Bürgermeister fordern Unterstützung vom Land

Rathauschefs der Standorte von Erstaufnahmeeinrichtungen für Flüchtlinge schrieben einen Brief nach Wiesbaden

Die ersten Bilanzen rund um die neue Erstaufnahmeeinrichtung für Flüchtlinge in Neustadt fällt zwar positiv aus. Dennoch haben Bürgermeister Thomas Groll und zwei Amtskollegen klare Forderungen ans Land.

von Florian Lerchbacher

Neustadt. „Es ist eine Zeit des aneinander Gewöhnens“, sagt Thomas Groll über die neue Situation, in der sich Neustadt befindet. Seit knapp einem Monat ist die ehemalige Bundeswehrkaserne eine Erstaufnahmeeinrichtung für Flüchtlinge. Inzwischen leben dort rund 500 Menschen, wie Gabriele Fischer, Sprecherin des Regierungspräsidiums Gießen berichtet. Vornehmlich sind es Familien, die in Neustadt für etwa sechs Wochen Unterkommen – und natürlich inzwischen auch in der Stadt anzutreffen sind.

Der ein oder andere Bürger suche auch den Kontakt zu ihnen, berichtet der Bürgermeister. Insgesamt sei das Verhältnis von Zurückhaltung geprägt. Es habe vereinzelte Beschwerden über von Flüchtlingen hinterlassenen Müll im Bürgerpark und von Anwohnern der Kaserne über Lärm gegeben, aber nichts Gravierendes, ergänzt er. Die Stadt werde reagieren und extra konzipierte Schilder aufstellen: Mit englischen Hinweisen und Piktogrammen möchte sie Sprachbarrieren überwinden und den Flüchtlingen einige Regeln und Gepflogenheiten näherbringen.

Dies sei auch für das Schwimmbad geplant, das einige der neuen Neustädter gerne besuchten.

Problem dort sei, dass sie sich gerne mit Springen vom Beckenrand vergnügten – was in Deutschland bekanntermaßen verpönt ist.
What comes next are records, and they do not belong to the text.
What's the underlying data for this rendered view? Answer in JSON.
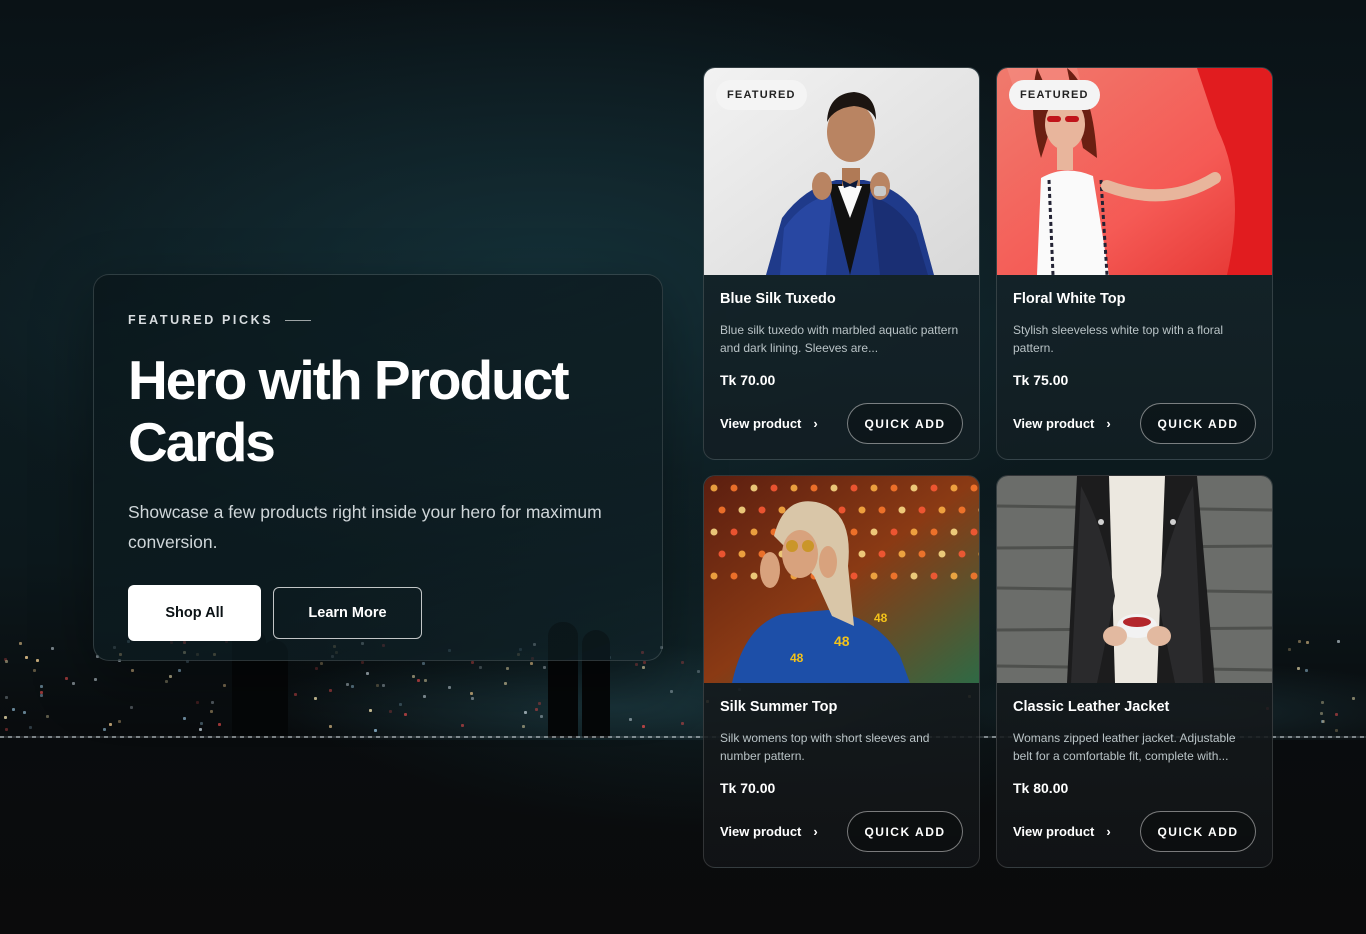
{
  "hero": {
    "eyebrow": "FEATURED PICKS",
    "title": "Hero with Product Cards",
    "subtitle": "Showcase a few products right inside your hero for maximum conversion.",
    "primary_label": "Shop All",
    "secondary_label": "Learn More"
  },
  "products": [
    {
      "badge": "FEATURED",
      "name": "Blue Silk Tuxedo",
      "description": "Blue silk tuxedo with marbled aquatic pattern and dark lining. Sleeves are...",
      "price": "Tk 70.00",
      "view_label": "View product",
      "quick_add_label": "QUICK ADD"
    },
    {
      "badge": "FEATURED",
      "name": "Floral White Top",
      "description": "Stylish sleeveless white top with a floral pattern.",
      "price": "Tk 75.00",
      "view_label": "View product",
      "quick_add_label": "QUICK ADD"
    },
    {
      "name": "Silk Summer Top",
      "description": "Silk womens top with short sleeves and number pattern.",
      "price": "Tk 70.00",
      "view_label": "View product",
      "quick_add_label": "QUICK ADD"
    },
    {
      "name": "Classic Leather Jacket",
      "description": "Womans zipped leather jacket. Adjustable belt for a comfortable fit, complete with...",
      "price": "Tk 80.00",
      "view_label": "View product",
      "quick_add_label": "QUICK ADD"
    }
  ],
  "icons": {
    "chevron": "chevron-right-icon"
  },
  "colors": {
    "background": "#0c181c",
    "card": "#16282e",
    "primary_button": "#ffffff",
    "badge": "#f4f4f4"
  }
}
Entsprechend will die Stadt dem ebenfalls mit Piktogrammen entgegenwirken – und zudem den Bademeistern neue Ausrüstung zukommen lassen, um sie als solche kenntlich zu machen: „Die Neustädter wissen, wer die Bademeister sind. Die Flüchtlinge natürlich nicht“, erläutert Groll.

„Im Grunde sind wir zufrieden, wie es angelaufen ist“, fasst Fischer zusammen, spricht der Stadt und dem Rathauschef für die Zusammenarbeit Lob aus und ergänzt: „Die Bürger scheinen auch sehr offen zu sein.“ Ihre Zwischenbilanz fällt insgesamt positiv aus: „Natürlich läuft bei einer neuen Einrichtung nicht sofort alles glatt und es müssen sich noch einige Abläufe einspielen – aber wir sind guter Dinge. Der Betreiber European Homecare hat schließlich auch viel Erfahrung.“

Anfang der Woche teilte das Regierungspräsidium mit, dass es auf dem Gelände des Hessischen Katastrophenschutzzentrallagers in Wetzlar provisorische Unterkünfte – vier Zelte – zur Unterbringung von bis zu 500 Flüchtlingen aufstelle. „Wir müssen den Sommer überbrücken, bis Neustadt und Büdingen fertig sind“, erläutert Fischer. Der Umbau der ehemaligen Kasernen zu Erstaufnahmeeinrichtungen ist noch nicht beendet – die Flüchtlingsströme reißen aber natürlich nicht ab: Derzeit leben 5 416 Menschen in Hessen, die aus ihrer Heimat geflohen sind.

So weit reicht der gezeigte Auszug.